Taraborrelli notes that while six years had passed since Kennedy last saw Inga, he apparently remained in contact with her. ‘Maybe it shows the bond he still had with her that he wanted her at his wedding,’ the biographer speculates, ‘but it also shows a foolish lapse in judgment.
Certainly not much good would come from Inga’s presence.’ This moment, seemingly trivial, becomes a microcosm of the larger conflicts between Kennedy’s personal history and the expectations placed upon him by his family and political career.
Two years after his wedding to Jackie, the shadow of Gunilla von Post still loomed over Kennedy’s life.
Taraborrelli reveals that the former president was still preoccupied with the rejection Gunilla had once given him, a detail that resurfaced during a particularly difficult time in his marriage.
Following a devastating miscarriage, which left Jackie with crippling anxiety attacks, Kennedy proposed an astonishingly selfish solution: that they go on separate trips.
Jackie would visit her sister in England, while he would attempt to rekindle his relationship with Gunilla in her home country of Sweden.
This decision, as Taraborrelli points out, underscores a troubling pattern of behavior that seems at odds with the idealized portrait of Kennedy as a devoted husband and family man.
The biographer delves deeper into the nature of Kennedy’s relationship with Gunilla von Post, drawing on accounts from the time.
According to Taraborrelli, Kennedy and von Post spent a week together in Sweden, with Torbert Macdonald, a close associate, acting as a fixer. ‘Some of Gunilla’s descriptions of her time with Jack that week — ‘We were wonderfully sensual.
There were times when just the stillness of being together was thrilling enough’ — sound a great deal more like some sort of starry-eyed, fictional version of JFK than a realistic one,’ Taraborrelli writes.
This contrast between the romanticized accounts and the more reserved, politically driven persona of the 1950s Kennedy raises questions about the reliability of the sources and the extent to which Kennedy’s personal life was shaped by external pressures.
The biographer also highlights the role of Torbert Macdonald in this affair, noting that upon returning from Sweden, Macdonald reportedly expressed remorse to a friend. ‘This was a sh***y thing to do to Jackie,’ he is quoted as saying. ‘This was a mistake.’ This admission adds a layer of complexity to the narrative, suggesting that even those close to Kennedy recognized the moral and emotional toll of his actions.
Despite this, von Post remained convinced that their affair was only beginning, though the two never saw each other again.
Taraborrelli notes that the affair was ultimately short-lived, but its impact on Kennedy’s personal life and marriage was profound.
In his analysis, Taraborrelli explores the internal conflicts that shaped Kennedy’s decisions. ‘Jack told intimates… that he’d been rationalizing his bad behavior for so long, it had become second nature to do so,’ the biographer writes. ‘His father was to blame, he’d sometimes reason.

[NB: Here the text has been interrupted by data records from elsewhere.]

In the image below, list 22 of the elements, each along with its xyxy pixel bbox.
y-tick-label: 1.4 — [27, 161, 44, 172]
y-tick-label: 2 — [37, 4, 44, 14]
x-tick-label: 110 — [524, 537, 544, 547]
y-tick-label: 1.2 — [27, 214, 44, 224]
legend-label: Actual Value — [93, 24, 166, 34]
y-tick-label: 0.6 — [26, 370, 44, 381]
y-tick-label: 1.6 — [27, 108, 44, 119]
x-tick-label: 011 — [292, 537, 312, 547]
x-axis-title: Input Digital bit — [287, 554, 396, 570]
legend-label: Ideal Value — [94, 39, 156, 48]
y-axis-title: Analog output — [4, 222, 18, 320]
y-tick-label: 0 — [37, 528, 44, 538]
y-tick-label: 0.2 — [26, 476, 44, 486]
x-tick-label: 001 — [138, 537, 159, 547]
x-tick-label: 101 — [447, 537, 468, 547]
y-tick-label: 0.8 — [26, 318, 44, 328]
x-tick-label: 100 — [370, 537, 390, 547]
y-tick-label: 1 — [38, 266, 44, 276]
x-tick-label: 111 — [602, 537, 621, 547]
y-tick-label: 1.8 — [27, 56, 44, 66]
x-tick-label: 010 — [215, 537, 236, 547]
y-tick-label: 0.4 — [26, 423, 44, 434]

After all, if not for Joe, he would’ve ended up with Inga Arvad, someone he truly loved, instead of Jackie, someone he married for political purposes and then grew to love.’ This self-justification, Taraborrelli suggests, reveals a deeper struggle between Kennedy’s personal desires and the expectations imposed by his family and political career.
It also raises the question of whether his eventual love for Jackie was genuine or a product of the circumstances that brought them together.
As Taraborrelli concludes, the story of John F.
Kennedy’s personal life remains a tapestry of contradictions. ‘While Jack grew to love his wife despite allegedly wedding for political reasons,’ the biographer writes, ‘the question of whether his actions were driven by genuine emotion or external pressures continues to linger.’ This nuanced portrayal of Kennedy, shaped by the accounts of those who knew him, offers a glimpse into the complexities of a man whose public legacy often overshadows the private struggles that defined his life. ‘JFK: Public, Private, Secret’ by J Randy Taraborrelli, published by St Martin’s Press, provides a detailed exploration of these contradictions, inviting readers to reconsider the man behind the myth.